強化学習モデルで囚人のジレンマゲームにおける人間の協力行動の説明ができる
[紹介論文] T. Ezaki, Y. Horita, M. Takezawa, and N. Masuda (2016) Reinforcement learning explains conditional cooperation and its moody cousin. PLOS Comput. Biol. 12, e1005034.
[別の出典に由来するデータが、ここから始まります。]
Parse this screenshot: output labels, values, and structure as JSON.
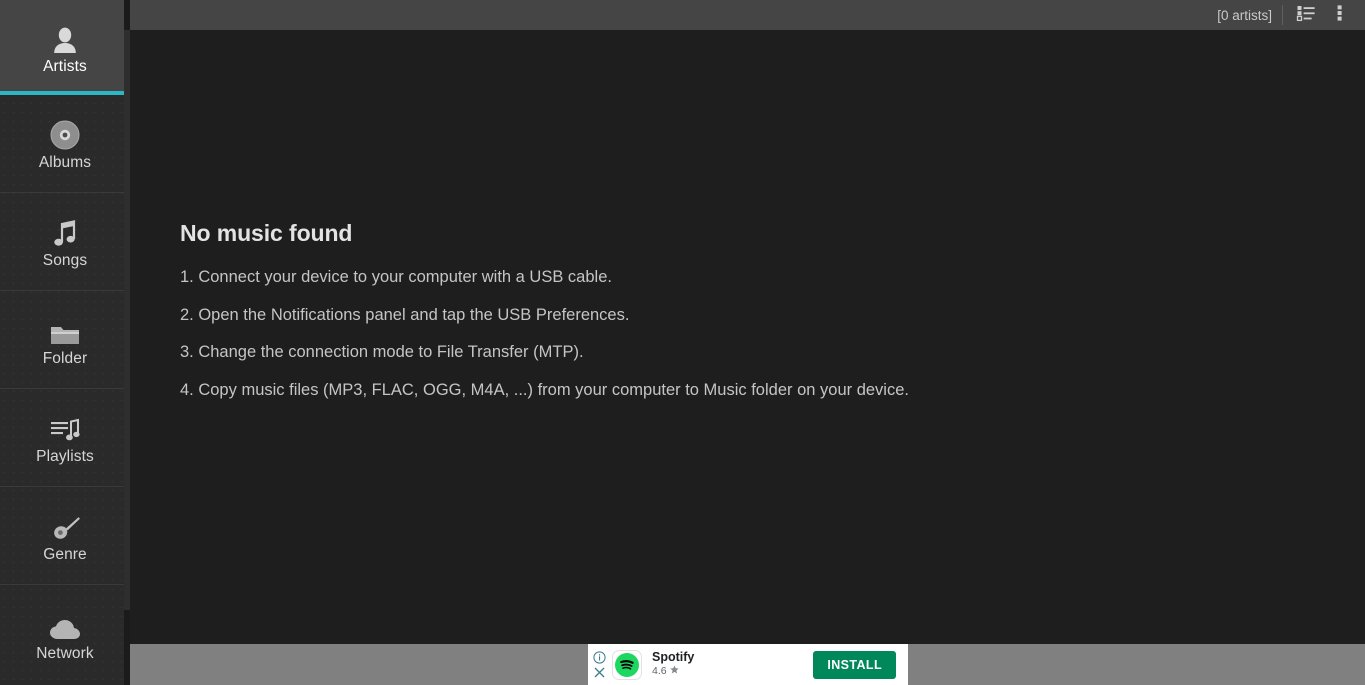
{
  "sidebar": {
    "items": [
      {
        "id": "artists",
        "label": "Artists",
        "icon": "person-icon",
        "active": true
      },
      {
        "id": "albums",
        "label": "Albums",
        "icon": "disc-icon",
        "active": false
      },
      {
        "id": "songs",
        "label": "Songs",
        "icon": "music-note-icon",
        "active": false
      },
      {
        "id": "folder",
        "label": "Folder",
        "icon": "folder-icon",
        "active": false
      },
      {
        "id": "playlists",
        "label": "Playlists",
        "icon": "playlist-icon",
        "active": false
      },
      {
        "id": "genre",
        "label": "Genre",
        "icon": "guitar-icon",
        "active": false
      },
      {
        "id": "network",
        "label": "Network",
        "icon": "cloud-icon",
        "active": false
      }
    ],
    "active_accent_color": "#2bb8c4",
    "active_background_color": "#454545"
  },
  "topbar": {
    "count_label": "[0 artists]",
    "view_mode_icon": "list-view-icon",
    "overflow_icon": "more-vertical-icon",
    "background_color": "#454545"
  },
  "content": {
    "title": "No music found",
    "steps": [
      "1. Connect your device to your computer with a USB cable.",
      "2. Open the Notifications panel and tap the USB Preferences.",
      "3. Change the connection mode to File Transfer (MTP).",
      "4. Copy music files (MP3, FLAC, OGG, M4A, ...) from your computer to Music folder on your device."
    ],
    "background_color": "#1e1e1e"
  },
  "ad": {
    "info_icon": "info-circle-icon",
    "close_icon": "close-icon",
    "app_logo_icon": "spotify-logo-icon",
    "app_name": "Spotify",
    "rating": "4.6",
    "rating_star_icon": "star-icon",
    "install_label": "INSTALL",
    "install_color": "#00875a",
    "brand_color": "#1ed760",
    "strip_color": "#808080"
  }
}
[論文URL] http://journals.plos.org/ploscompbiol/article?id=10.1371/journal.pcbi.1005034
この記事の見出し
はじめに
協力しないことが一見して合理的な状況(囚人のジレンマ)でもなぜ人々は協力することができるのはなぜでしょうか。進化ゲーム理論ではこうした行動を説明する様々なメカニズムを明らかにしてきました。進化ゲーム理論とは「よりうまくいっている戦略(行動原理)」が淘汰されて生き残る、という考え方です。もう少し詳しく言うと、うまくいっている人(囚人のジレンマゲームで言えば、高得点をとっている人)の行動を周りの人が真似しよう、ということでその行動をとる人が増える。そうして生き残った行動が、今我々の身の回りで見られている、という考え方です。
ネットワーク上における協力
膨大な理論研究により、ネットワーク(例えば友人のネットワークやSNSでのつながりなどを想定してください)があることが、協力を促進する要因になっている、ということが言われてきました。しかし、実際に実験室で被験者にゲームを行わせるとネットワークの効果は見られないということが明らかになってきました(実際には特定の条件を満たせばネットワークの効果が出るということもわかってきています)。さらに、被験者たちは「自分の周りの人たちが前回沢山協力してくれたら、次回自分も協力する」という条件付き協力と呼ばれる行動をとっていることも明らかになってきました。この行動はさらに細かく見ると、「前回自分が協力した場合は、周りの協力度合いが高いときにもっと協力する」が「前回自分が裏切った場合、周りの協力度合いが高いときにもっと裏切る」という自分の「ムード」に応じて条件づけを変えていたのです。こうした条件付き協力行動は進化ゲーム理論では説明が難しいとされてきました。
本研究で示したこと
本研究では、進化ゲーム理論ではなく、強化学習という行動原理を仮定すると上記のようないままで理論的に説明ができていなかった現象をよく説明できることを示しました。今回使用した強化学習(Bush-Mosteller Model)は他人を真似するのではなくて、自分の前回の行動とその結果を参照して、それが良いと思えば(=利得が基準と比較して十分高ければ)同じ行動を続け、そうでなければ違う行動を試す、という行動ルールのことです。これにより、人間の囚人のジレンマ環境における行動が強化学習として解釈できました。またモデルのパラメータから、自分が裏切ったときに相手から裏切られるという状況は許容して同じ行動を続けるが、自分が協力しているときに裏切られるのは許さずに行動を変える、というGRIM戦略として知られる戦略が実際の人間の行動をよく表していることが分かりました。